Lucinda might sneak from her own house at midnight to place a wager somewhere else, but she dared not touch the pack that lay in her own sideboard. She knew how passionate he had become about his 'weakness.' She dared not even ask him how it was he had reversed his opinions on the matter. But, oh, how she yearned to discuss it with him, how much she wished to deal a hand on a grey wool blanket. There would be no headaches then, only this sweet consummation of their comradeship. But she said not a word. And although she might have her 'dainty' shoes tossed to the floor, have her bare toes quite visible through her stockings, have a draught of sherry in her hand, in short appear quite radical, she was too timid, she thought, too much a mouse, to reveal her gambler's heart to him. She did not like this mouselike quality. As usual, she found herself too careful, too held in. Once she said: 'I wish I had ten sisters and a big kitchen to laugh in.' Her lodger frowned and dusted his knees. She thought: He is as near to a sister as I am likely to get, but he does not understand. She would have had a woman friend so they could brush each other's hair, and just, please God, put aside this great clanking suit of ugly armor. She kept her glass dreams from him, even whilst she appeared to talk about them.
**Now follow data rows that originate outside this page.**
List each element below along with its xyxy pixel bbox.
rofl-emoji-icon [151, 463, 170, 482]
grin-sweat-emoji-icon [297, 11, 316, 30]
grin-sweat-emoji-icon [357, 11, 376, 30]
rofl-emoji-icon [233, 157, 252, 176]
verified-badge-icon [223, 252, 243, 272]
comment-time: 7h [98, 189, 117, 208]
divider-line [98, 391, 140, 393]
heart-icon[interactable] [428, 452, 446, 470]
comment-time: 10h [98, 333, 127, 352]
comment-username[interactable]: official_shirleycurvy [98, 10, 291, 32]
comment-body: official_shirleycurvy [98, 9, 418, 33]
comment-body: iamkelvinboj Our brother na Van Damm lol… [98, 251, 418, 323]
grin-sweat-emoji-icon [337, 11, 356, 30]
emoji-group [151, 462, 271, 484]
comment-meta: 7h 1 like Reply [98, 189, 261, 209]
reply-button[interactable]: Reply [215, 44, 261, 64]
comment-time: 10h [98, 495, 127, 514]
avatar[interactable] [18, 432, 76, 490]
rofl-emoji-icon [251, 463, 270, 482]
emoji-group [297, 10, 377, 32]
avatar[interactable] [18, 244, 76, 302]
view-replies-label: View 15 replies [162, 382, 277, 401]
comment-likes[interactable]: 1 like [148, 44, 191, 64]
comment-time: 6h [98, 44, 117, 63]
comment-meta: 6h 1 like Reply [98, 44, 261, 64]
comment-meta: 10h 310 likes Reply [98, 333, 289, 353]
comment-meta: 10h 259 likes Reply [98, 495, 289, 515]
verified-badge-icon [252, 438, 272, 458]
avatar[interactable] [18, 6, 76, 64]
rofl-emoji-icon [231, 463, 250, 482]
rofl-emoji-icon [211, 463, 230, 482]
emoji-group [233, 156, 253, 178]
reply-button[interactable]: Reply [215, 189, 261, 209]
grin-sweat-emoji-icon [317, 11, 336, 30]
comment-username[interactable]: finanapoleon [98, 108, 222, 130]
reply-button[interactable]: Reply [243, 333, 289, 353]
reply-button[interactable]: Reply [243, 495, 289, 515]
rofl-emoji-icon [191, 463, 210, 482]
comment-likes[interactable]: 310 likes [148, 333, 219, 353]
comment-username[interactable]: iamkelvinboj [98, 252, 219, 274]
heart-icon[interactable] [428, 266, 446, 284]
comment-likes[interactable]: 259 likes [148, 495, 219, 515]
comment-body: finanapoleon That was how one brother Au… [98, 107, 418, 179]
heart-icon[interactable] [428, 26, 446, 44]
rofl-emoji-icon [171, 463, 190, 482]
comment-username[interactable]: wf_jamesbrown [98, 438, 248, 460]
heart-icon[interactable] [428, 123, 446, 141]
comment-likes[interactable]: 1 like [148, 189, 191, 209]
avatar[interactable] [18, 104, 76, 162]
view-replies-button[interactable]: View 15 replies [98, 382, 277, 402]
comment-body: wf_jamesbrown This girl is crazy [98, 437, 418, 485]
He was an admiring listener, but she only showed him the opaque skin of her dreams-window glass, the price of transporting it, the difficulties with builders who would not pay their bills inside six months. He imagined this was her business, and of course it was, but all the things she spoke of were a fog across its landscape which was filled with such soaring mountains she would be embarrassed to lay claim to them. Her true ambition, the one she would not confess to him, was to build something Extraordinary and Fine from glass and cast iron. A conservatory, but not a conservatory. Glass laced with steel, spun like a spider web-the idea danced around the periphery of her vision, never long enough to be clear. When she attempted to make a sketch, it became diminished, wooden, inelegant. Sometimes, in her dreams, she felt she had discovered its form, but if she had, it was like an improperly fixed photograph which fades when exposed to daylight. She was wise enough, or foolish enough, to believe this did not matter, that the form would present itself to her in the end.